Yea especially when American Mulch was at 89$ per yard direct ship with in 20 miles of the bridge.

The ambassador bridge, not the Free bridge...


----------



## MotorCityGrading (Jan 16, 2018)

Who has access to Detroit salt for pickup?


----------



## GrassManKzoo (Oct 8, 2016)

Lesco/site one just quoted me $125/ton and local nursery quoted me $165/ton for 50T. Unknown what type of salt it is

Does anyone have any insight on site ones salt and is this price in line with anyone else?


----------



## BossPlow2010 (Sep 29, 2010)

The most recent price I received was 110$ per yard for blue salt


----------



## MotorCityGrading (Jan 16, 2018)

BossPlow2010 said:


> The most recent price I received was 110$ per yard for blue salt


Was that delivered or picked up?


----------



## BossPlow2010 (Sep 29, 2010)

MotorCityGrading said:


> Was that delivered or picked up?


Picked up


----------



## MotorCityGrading (Jan 16, 2018)

BossPlow2010 said:


> Picked up


Would you mind to PM me a contact?


----------



## cjames808 (Dec 18, 2015)

In WI. I’m am getting $98-115 picked up. cargill white and rock salt USA. 
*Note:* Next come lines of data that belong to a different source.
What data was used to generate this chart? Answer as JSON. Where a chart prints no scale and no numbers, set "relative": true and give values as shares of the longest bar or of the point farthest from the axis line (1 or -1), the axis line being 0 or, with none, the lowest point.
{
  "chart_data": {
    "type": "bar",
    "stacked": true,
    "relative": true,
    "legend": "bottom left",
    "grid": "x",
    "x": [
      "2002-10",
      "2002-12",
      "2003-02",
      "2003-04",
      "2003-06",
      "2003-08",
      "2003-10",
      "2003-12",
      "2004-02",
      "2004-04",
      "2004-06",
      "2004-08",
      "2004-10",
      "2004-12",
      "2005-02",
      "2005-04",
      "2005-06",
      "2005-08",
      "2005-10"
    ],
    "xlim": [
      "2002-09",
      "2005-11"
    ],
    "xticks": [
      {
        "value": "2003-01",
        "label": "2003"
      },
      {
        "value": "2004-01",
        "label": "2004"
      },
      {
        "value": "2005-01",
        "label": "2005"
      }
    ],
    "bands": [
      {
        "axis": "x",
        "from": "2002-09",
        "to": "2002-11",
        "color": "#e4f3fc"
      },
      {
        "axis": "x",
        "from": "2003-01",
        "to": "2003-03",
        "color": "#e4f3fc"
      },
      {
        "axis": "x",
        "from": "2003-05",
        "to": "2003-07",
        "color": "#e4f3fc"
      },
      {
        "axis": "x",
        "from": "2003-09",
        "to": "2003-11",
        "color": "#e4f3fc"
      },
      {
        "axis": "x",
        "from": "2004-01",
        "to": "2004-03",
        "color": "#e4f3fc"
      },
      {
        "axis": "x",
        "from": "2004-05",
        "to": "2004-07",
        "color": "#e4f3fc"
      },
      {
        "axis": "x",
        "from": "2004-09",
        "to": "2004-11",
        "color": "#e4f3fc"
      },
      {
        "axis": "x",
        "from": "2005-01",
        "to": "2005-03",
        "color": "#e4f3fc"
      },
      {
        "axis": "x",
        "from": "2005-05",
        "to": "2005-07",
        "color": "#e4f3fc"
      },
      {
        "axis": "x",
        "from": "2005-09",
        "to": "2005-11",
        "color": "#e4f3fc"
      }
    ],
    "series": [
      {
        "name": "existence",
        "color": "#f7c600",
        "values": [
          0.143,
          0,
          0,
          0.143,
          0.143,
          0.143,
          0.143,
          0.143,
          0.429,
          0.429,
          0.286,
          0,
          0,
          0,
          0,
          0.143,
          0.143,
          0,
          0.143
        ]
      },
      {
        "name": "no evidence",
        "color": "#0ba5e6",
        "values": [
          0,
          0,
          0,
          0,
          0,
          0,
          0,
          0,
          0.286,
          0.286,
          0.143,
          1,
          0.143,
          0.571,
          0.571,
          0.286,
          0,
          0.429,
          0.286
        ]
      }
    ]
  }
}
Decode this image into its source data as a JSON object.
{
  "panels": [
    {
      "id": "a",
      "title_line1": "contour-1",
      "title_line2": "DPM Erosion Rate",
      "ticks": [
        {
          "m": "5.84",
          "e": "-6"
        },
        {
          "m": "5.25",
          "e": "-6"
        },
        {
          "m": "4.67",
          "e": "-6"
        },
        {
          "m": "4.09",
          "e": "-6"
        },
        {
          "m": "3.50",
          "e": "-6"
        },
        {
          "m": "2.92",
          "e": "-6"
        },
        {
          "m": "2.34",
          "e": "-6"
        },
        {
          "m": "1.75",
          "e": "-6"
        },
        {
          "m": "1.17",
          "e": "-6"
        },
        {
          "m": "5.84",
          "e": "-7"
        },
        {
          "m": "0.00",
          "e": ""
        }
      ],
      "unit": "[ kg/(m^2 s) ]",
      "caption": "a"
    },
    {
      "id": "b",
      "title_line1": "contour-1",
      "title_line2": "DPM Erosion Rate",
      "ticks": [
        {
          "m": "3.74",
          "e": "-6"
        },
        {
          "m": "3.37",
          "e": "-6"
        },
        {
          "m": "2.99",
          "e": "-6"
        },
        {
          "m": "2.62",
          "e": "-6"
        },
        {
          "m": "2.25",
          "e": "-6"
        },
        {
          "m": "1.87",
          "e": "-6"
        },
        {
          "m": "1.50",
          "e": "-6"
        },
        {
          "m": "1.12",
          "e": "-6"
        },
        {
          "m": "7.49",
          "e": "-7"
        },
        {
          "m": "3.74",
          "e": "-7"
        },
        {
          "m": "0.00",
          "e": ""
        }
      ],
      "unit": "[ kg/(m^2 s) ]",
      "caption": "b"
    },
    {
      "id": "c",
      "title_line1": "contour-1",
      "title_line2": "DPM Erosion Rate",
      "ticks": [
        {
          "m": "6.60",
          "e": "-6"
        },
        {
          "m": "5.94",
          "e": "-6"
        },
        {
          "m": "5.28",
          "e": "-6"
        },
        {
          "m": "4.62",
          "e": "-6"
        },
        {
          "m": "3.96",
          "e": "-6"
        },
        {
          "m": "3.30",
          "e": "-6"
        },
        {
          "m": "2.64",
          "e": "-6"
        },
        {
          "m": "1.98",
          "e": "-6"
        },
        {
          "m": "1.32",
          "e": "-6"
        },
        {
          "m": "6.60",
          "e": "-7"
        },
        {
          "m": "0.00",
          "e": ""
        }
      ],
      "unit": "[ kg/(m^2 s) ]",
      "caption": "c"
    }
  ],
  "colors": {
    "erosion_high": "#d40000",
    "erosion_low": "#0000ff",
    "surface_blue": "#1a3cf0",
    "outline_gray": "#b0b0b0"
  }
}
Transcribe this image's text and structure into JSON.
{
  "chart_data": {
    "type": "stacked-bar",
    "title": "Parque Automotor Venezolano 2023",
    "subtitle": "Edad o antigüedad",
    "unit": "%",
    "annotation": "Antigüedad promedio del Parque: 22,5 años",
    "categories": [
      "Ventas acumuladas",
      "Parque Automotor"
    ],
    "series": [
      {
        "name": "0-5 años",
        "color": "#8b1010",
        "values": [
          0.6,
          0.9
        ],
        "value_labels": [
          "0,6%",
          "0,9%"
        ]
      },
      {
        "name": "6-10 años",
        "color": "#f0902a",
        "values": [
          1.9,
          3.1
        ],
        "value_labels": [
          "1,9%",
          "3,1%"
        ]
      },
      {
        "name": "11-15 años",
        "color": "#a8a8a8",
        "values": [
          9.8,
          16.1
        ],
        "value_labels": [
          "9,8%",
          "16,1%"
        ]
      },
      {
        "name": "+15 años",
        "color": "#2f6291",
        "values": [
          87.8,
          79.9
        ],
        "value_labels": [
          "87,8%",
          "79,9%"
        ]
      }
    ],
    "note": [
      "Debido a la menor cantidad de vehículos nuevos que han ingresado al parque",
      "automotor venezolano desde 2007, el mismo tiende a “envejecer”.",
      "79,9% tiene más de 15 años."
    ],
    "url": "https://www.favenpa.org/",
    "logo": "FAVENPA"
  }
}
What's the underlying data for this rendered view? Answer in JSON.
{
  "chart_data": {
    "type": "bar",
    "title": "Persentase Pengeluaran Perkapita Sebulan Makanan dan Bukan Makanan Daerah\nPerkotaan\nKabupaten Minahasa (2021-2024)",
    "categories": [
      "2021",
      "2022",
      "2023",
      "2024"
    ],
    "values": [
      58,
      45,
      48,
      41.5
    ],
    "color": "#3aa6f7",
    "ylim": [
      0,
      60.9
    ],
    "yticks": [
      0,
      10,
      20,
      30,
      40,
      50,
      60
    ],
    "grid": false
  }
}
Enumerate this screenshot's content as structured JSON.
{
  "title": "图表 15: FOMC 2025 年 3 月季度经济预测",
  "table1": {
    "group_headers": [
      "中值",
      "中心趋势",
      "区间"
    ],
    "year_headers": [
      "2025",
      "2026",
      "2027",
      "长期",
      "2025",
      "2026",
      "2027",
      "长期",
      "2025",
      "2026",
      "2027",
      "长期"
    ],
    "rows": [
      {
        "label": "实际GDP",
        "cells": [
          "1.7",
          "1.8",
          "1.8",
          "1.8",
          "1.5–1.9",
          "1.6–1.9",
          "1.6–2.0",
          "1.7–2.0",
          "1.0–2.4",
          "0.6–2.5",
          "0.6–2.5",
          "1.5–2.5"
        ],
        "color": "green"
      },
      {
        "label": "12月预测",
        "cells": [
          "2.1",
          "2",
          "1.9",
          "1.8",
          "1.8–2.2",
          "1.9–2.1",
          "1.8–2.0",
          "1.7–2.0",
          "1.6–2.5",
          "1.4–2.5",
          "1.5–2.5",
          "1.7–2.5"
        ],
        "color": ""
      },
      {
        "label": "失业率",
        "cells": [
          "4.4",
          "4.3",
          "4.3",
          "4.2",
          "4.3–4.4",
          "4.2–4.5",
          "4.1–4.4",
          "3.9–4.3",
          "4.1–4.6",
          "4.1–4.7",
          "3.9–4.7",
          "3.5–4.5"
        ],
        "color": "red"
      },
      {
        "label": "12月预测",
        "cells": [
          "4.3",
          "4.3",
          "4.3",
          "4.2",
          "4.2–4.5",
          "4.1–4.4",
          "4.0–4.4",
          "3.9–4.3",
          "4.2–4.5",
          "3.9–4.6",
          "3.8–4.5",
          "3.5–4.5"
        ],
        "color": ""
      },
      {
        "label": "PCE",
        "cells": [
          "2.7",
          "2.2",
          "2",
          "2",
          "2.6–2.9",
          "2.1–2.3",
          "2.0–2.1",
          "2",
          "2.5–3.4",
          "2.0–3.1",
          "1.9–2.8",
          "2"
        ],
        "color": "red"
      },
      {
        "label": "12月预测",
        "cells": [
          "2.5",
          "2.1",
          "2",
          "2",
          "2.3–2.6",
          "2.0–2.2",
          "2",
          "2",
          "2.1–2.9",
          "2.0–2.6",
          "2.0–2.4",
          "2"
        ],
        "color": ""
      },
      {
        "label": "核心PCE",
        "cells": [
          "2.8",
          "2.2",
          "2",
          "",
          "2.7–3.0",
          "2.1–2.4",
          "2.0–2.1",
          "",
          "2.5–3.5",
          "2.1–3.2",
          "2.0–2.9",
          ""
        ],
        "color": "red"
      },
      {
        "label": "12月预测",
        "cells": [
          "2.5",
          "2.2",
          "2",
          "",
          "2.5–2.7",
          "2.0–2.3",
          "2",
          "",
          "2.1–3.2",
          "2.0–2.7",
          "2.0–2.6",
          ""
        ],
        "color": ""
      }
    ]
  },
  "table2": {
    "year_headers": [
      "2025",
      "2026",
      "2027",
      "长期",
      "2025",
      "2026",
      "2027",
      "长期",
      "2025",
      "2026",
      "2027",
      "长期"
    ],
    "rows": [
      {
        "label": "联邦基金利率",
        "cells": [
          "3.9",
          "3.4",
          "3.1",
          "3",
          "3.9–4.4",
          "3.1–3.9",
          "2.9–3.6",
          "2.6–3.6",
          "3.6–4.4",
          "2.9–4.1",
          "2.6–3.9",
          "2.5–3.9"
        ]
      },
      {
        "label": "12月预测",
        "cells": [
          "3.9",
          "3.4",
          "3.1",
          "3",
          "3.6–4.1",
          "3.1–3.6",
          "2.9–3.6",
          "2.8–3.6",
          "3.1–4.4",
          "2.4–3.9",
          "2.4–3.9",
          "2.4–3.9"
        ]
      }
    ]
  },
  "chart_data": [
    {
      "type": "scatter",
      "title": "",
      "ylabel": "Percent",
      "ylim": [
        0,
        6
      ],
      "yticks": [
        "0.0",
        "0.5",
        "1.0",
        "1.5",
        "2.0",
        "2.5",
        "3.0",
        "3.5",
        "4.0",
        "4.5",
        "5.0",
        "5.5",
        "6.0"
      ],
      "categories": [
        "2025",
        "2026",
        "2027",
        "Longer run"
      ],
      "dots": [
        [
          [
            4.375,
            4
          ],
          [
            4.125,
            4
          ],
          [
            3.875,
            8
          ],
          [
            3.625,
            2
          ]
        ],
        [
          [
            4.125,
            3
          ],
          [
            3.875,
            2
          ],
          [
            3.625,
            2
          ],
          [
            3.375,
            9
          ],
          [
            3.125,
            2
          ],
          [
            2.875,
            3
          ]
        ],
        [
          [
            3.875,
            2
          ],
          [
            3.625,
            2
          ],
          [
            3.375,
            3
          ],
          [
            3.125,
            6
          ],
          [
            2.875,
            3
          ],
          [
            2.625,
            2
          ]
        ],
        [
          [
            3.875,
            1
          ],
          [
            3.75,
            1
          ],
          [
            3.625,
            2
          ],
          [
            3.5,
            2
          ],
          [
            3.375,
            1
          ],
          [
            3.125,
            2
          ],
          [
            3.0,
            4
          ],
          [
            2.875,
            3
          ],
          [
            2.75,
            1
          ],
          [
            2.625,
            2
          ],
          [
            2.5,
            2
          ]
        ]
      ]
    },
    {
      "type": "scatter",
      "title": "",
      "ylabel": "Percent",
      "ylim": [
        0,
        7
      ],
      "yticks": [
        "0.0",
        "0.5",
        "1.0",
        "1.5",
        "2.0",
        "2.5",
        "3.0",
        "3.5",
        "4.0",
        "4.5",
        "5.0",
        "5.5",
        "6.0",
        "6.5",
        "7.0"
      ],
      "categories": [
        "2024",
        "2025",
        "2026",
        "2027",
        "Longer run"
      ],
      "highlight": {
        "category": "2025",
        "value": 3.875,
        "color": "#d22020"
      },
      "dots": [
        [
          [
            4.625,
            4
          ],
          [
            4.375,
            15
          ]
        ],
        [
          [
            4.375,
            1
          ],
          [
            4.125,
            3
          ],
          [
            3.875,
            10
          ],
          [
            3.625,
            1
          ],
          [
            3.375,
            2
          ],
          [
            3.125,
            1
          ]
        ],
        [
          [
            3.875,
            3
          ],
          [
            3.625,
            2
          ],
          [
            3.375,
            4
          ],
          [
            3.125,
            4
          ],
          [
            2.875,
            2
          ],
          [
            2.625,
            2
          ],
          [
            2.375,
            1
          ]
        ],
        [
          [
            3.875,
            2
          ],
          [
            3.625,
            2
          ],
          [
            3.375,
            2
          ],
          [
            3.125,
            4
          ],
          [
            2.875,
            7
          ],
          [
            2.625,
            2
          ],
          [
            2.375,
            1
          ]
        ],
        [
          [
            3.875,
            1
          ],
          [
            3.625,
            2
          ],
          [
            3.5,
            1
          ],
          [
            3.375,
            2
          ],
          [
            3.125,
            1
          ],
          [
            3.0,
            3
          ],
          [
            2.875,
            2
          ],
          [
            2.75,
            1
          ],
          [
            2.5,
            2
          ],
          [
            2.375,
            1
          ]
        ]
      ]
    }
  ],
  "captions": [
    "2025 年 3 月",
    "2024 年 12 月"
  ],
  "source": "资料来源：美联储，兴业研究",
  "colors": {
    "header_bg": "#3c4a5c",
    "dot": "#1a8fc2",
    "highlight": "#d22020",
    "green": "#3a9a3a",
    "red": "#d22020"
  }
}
$103-125 delivered. The piles are huge and they are saying they’ll hold tonnage but I do not trust them. 

We are making a larger bin this season.


----------



## Ajlawn1 (Aug 20, 2009)

My trusty sources throughout Meatchickin have stated there is going to be no salt shortage this year...


----------



## MotorCityGrading (Jan 16, 2018)

Who needs blue salt in the Metro Detroit area?


----------



## BossPlow2010 (Sep 29, 2010)

Did you call the company I gave you?


----------



## MotorCityGrading (Jan 16, 2018)

BossPlow2010 said:


> Did you call the company I gave you?


Yes but i did get a source for cheaper


----------



## LapeerLandscape (Dec 29, 2012)

MotorCityGrading said:


> Who needs blue salt in the Metro Detroit area?


I do.


----------



## Mark Oomkes (Dec 10, 2000)

LapeerLandscape said:


> I do.


Who do?


----------



## Ajlawn1 (Aug 20, 2009)

LapeerLandscape said:


> I do.


Lapeertuckians will marry anything...


----------



## Defcon 5 (Mar 20, 2014)

MotorCityGrading said:


> Who needs blue salt in the Metro Detroit area?


I have Brown...It won't let you down


----------



## MotorCityGrading (Jan 16, 2018)

Defcon 5 said:


> I have Brown...It won't let you down


It has let me down, American for the win!


----------